I asked Pax if he felt his philosophy shift from when he was making bigger, richer wines at Pax Winery. His response was typically humble, but also revealing. He told me that his philosophy hasn’t changed but that his wines reflect a learning process. If he were still at Pax he would be making the same sort of wines he is making now. That is to say, he is not consciously making a lean style, but rather choosing extremely cool sites where even someone like John Alban couldn’t make rich wines if he wanted to. Pax was quick to point out a contradiction, however, noting that he does seek to make a leaner style of Chardonnay and Pinot Gris, which he could choose to make richer if he wanted. To some, this may seem a jumble of approaches. To me it reflects Pax’s thoughtfulness and self-awareness: qualities that serve to enhance his “learning process” to a level of innovation that many fail to reach.
True to his passion for learning, Pax is always experimenting with new varieties and techniques. You’ll find small batches of wines like Trousseau Gris and Nebbiolo.

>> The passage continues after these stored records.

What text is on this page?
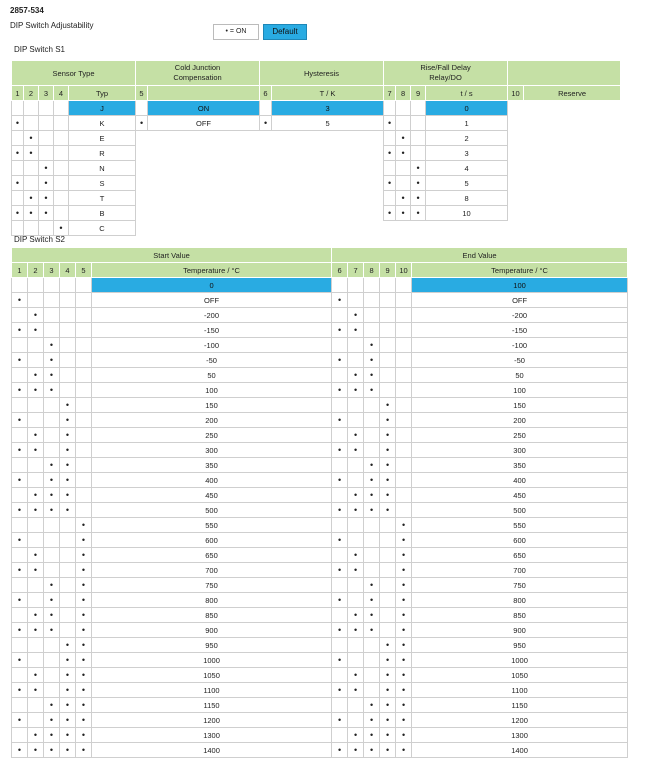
2857-534
DIP Switch Adjustability
• = ON	Default
DIP Switch S1
Sensor Type					Cold Junction
Compensation		Hysteresis		Rise/Fall Delay
Relay/DO					
1	2	3	4	Typ	5		6	T / K	7	8	9	t / s	10	Reserve
				J		ON		3				0		
•				K	•	OFF	•	5	•			1		
	•			E						•		2		
•	•			R					•	•		3		
		•		N							•	4		
•		•		S					•		•	5		
	•	•		T						•	•	8		
•	•	•		B					•	•	•	10		
			•	C										
DIP Switch S2
Start Value						End Value					
1	2	3	4	5	Temperature / °C	6	7	8	9	10	Temperature / °C
					0						100
•					OFF	•					OFF
	•				-200		•				-200
•	•				-150	•	•				-150
		•			-100			•			-100
•		•			-50	•		•			-50
	•	•			50		•	•			50
•	•	•			100	•	•	•			100
			•		150				•		150
•			•		200	•			•		200
	•		•		250		•		•		250
•	•		•		300	•	•		•		300
		•	•		350			•	•		350
•		•	•		400	•		•	•		400
	•	•	•		450		•	•	•		450
•	•	•	•		500	•	•	•	•		500
				•	550					•	550
•				•	600	•				•	600
	•			•	650		•			•	650
•	•			•	700	•	•			•	700
		•		•	750			•		•	750
•		•		•	800	•		•		•	800
	•	•		•	850		•	•		•	850
•	•	•		•	900	•	•	•		•	900
			•	•	950				•	•	950
•			•	•	1000	•			•	•	1000
	•		•	•	1050		•		•	•	1050
•	•		•	•	1100	•	•		•	•	1100
		•	•	•	1150			•	•	•	1150
•		•	•	•	1200	•		•	•	•	1200
	•	•	•	•	1300		•	•	•	•	1300
•	•	•	•	•	1400	•	•	•	•	•	1400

Pax uses all natural ferments, very low sulfur levels (ranging from 25 to 40ppm for the Syrahs – though Pax told me he was probably going to increase this a bit because he finds the wines taste better with slightly higher sulphur levels), stem inclusion, minimal pump-overs, no inoculation and almost no racking. Fermentation vessels include a mix of concrete, steel, old wood and new wood, tailored to the specific wine. Pax will often begin with concrete fermentation (as with his Trousseau Gris and certain Chardonnays) but will vary his wood levels depending on the wine: the Trousseau sees all old wood, while the Chardonnays see long elevage in a mix of old and new barrels (a very Burgundian technique).
Conclusion and Tasting Notes
Wind Gap makes some of my favourite wines in California. They have incredible soul and character and tremendous diversity. This is exactly the sort of winery that proves California’s ability to constantly reinvent itself. It is men like Pax Mahle that keep the state’s wine scene dynamic and engaging. We are lucky that Liquid Art imports some Wind Gap wines into B.C., which are available at some private shops around town.

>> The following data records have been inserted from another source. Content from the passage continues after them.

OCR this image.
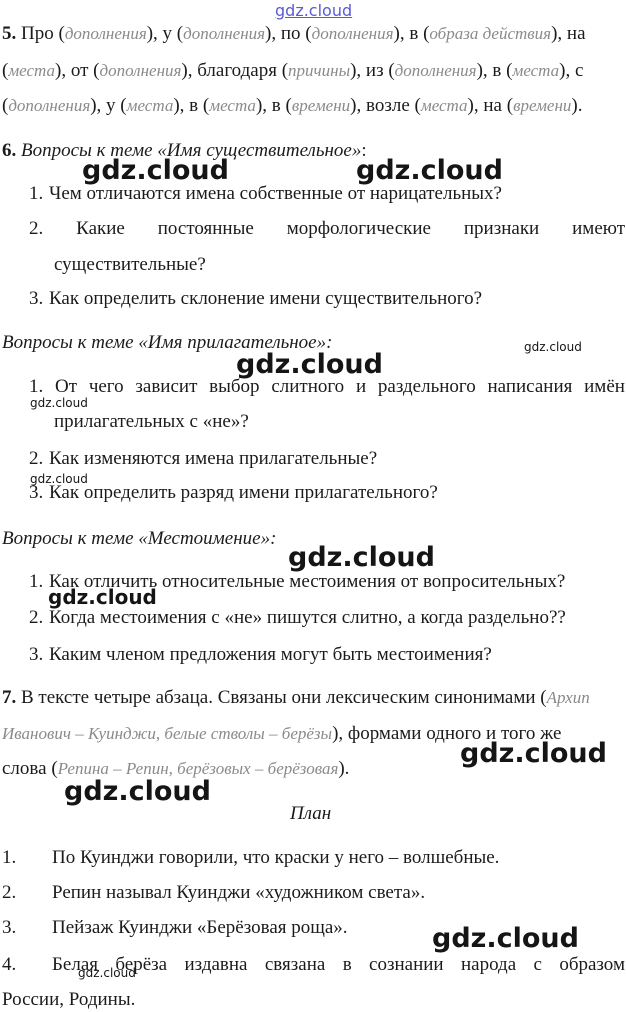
gdz.cloud
gdz.cloud	gdz.cloud
gdz.cloud
gdz.cloud
gdz.cloud
gdz.cloud
gdz.cloud
gdz.cloud
gdz.cloud
gdz.cloud
gdz.cloud
gdz.cloud
5. Про (дополнения), у (дополнения), по (дополнения), в (образа действия), на
(места), от (дополнения), благодаря (причины), из (дополнения), в (места), с
(дополнения), у (места), в (места), в (времени), возле (места), на (времени).
6. Вопросы к теме «Имя существительное»:
1. Чем отличаются имена собственные от нарицательных?
2. Какие постоянные морфологические признаки имеют
существительные?
3. Как определить склонение имени существительного?
Вопросы к теме «Имя прилагательное»:
1. От чего зависит выбор слитного и раздельного написания имён
прилагательных с «не»?
2. Как изменяются имена прилагательные?
3. Как определить разряд имени прилагательного?
Вопросы к теме «Местоимение»:
1. Как отличить относительные местоимения от вопросительных?
2. Когда местоимения с «не» пишутся слитно, а когда раздельно??
3. Каким членом предложения могут быть местоимения?
7. В тексте четыре абзаца. Связаны они лексическим синонимами (Архип
Иванович – Куинджи, белые стволы – берёзы), формами одного и того же
слова (Репина – Репин, берёзовых – берёзовая).
План
1. По Куинджи говорили, что краски у него – волшебные.
2. Репин называл Куинджи «художником света».
3. Пейзаж Куинджи «Берёзовая роща».
4.	Белая берёза издавна связана в сознании народа с образом
России, Родины.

While at the winery, I tasted a wide variety of wines and was impressed with all of them. My tasting notes are as follows.
Chardonnay James Berry Vineyard 2010: 18 months elevage. Minerally, long and lean but with subtle roundness. $25. Very Good+
Pinot Gris Windsor Oaks Vineyard Chalk Hill 2010: Organic. Orange wine alert. 90 days of skin contact brings out florals, peach, pear, and pinot gris spice. A fantastic orange wine that is not overly aggressive and is also varietally true. Very Good+. $32.
Trousseau Gris 2011: Rich, nutty, leesy. Some pear, apricot, minerals. An amazing wine. Very Good+ to Excellent. $21.
Pinot Noir Gap’s Crown Vineyard 2010: Stem character is evident. Raspberry, strawberry. Clean, pure and very pretty with good length. Excellent. $50.
Old Vine Sans Soufre Grenache 2011 (from keg): 70 year old vines. Absolutely delicious, serious wine. Pretty Grenache fruit on the nose, but seriously tanninc on the palate. Great concentration. Destemmed. 14.3% abv. Excellent.
Syrah Sonoma Coast 2009: Peppery like St. Joseph (esp. from the northern vineyards). Quite minerally, very pretty and fine grained tannin. 100% whole cluster. Harvested 2nd week of November. 12.6% ABV. Excellent. $36.
Syrah Griffin’s Lair 2009: Closer to the coast than other vineyards Pax uses. 100% whole cluster. This is a dense wine with more felt-like tannin than the Sonoma Coast Syrah. Rich umami flavours, but also black fruits and sauvage underbrush. A hint of animal. This wine is still young and the tannins are now firm, but will integrate with time. Excellent. $48.